Die Bedeutung nichtfinanzieller Informationen, die in ihrer Qualität mit finanziellen Informationen vergleichbar sind, wird inzwischen von allen Wirtschafts- und Finanzakteuren, von Behörden wie auch innerhalb der Zivilgesellschaft, weitgehend akzeptiert.

Es gibt jedoch noch viele Bereiche, in denen die derzeitige Praxis der nichtfinanziellen Berichterstattung verbessert werden kann. Insbesondere sind die dargestellten nichtfinanziellen Informationen oftmals nicht ausreichend zuverlässig oder vergleichbar, und es werden nicht immer alle relevanten Informationen offengelegt. Außerdem sind die Kosten für die Erstellung dieser nichtfinanziellen Informationen für die Unternehmen zu hoch.

Die Europäische Union macht sich an die Arbeit …

Auf dieser Grundlage hat die Kommission auch ihre Absicht angekündigt, die Schaffung eines europäischen Standardsetzers für nichtfinanzielle Informationen in Betracht zu ziehen.
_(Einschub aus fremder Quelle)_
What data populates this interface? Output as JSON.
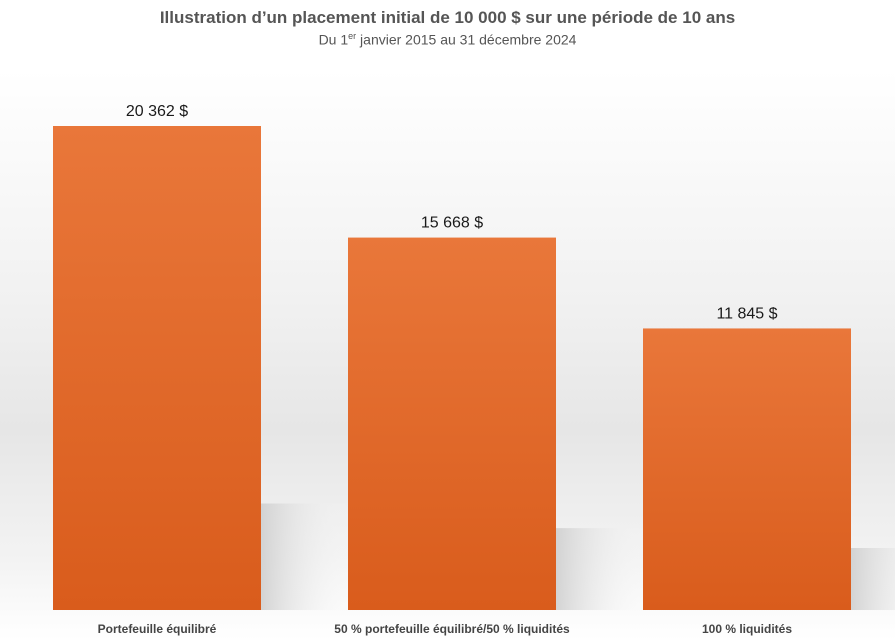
{
  "chart_data": {
    "type": "bar",
    "title": "Illustration d’un placement initial de 10 000 $ sur une période de 10 ans",
    "subtitle": {
      "prefix": "Du 1",
      "sup": "er",
      "suffix": " janvier 2015 au 31 décembre 2024"
    },
    "categories": [
      "Portefeuille équilibré",
      "50 % portefeuille équilibré/50 % liquidités",
      "100 % liquidités"
    ],
    "values": [
      20362,
      15668,
      11845
    ],
    "value_labels": [
      "20 362  $",
      "15 668  $",
      "11 845  $"
    ],
    "xlabel": "",
    "ylabel": "",
    "grid": false,
    "colors": {
      "bar_top": "#e9773a",
      "bar_bottom": "#d95c1c",
      "text": "#444444",
      "value_text": "#1a1a1a"
    }
  }
}
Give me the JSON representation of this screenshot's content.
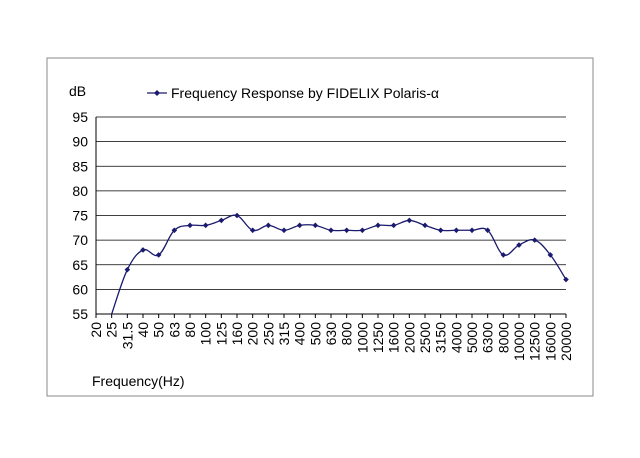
{
  "chart_data": {
    "type": "line",
    "ylabel": "dB",
    "xlabel": "Frequency(Hz)",
    "ylim": [
      55,
      95
    ],
    "y_ticks": [
      "95",
      "90",
      "85",
      "80",
      "75",
      "70",
      "65",
      "60",
      "55"
    ],
    "grid": "horizontal",
    "legend_position": "top",
    "categories": [
      "20",
      "25",
      "31.5",
      "40",
      "50",
      "63",
      "80",
      "100",
      "125",
      "160",
      "200",
      "250",
      "315",
      "400",
      "500",
      "630",
      "800",
      "1000",
      "1250",
      "1600",
      "2000",
      "2500",
      "3150",
      "4000",
      "5000",
      "6300",
      "8000",
      "10000",
      "12500",
      "16000",
      "20000"
    ],
    "series": [
      {
        "name": "Frequency Response by FIDELIX Polaris-α",
        "color": "#1a1a6e",
        "values": [
          null,
          55,
          64,
          68,
          67,
          72,
          73,
          73,
          74,
          75,
          72,
          73,
          72,
          73,
          73,
          72,
          72,
          72,
          73,
          73,
          74,
          73,
          72,
          72,
          72,
          72,
          67,
          69,
          70,
          67,
          62
        ]
      }
    ]
  }
}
Zu diesem Zweck hat sie im Juli 2020 die European Financial Reporting Advisory Group (EFRAG) gebeten, vorbereitende Arbeiten für die Verabschiedung europäischer Standards zu übernehmen, um die Kommission bei der Einführung eines stabilen Standardsetzungsverfahrens fachlich zu beraten. Zur Durchführung dieser Arbeit wurde eine Task Force eingerichtet.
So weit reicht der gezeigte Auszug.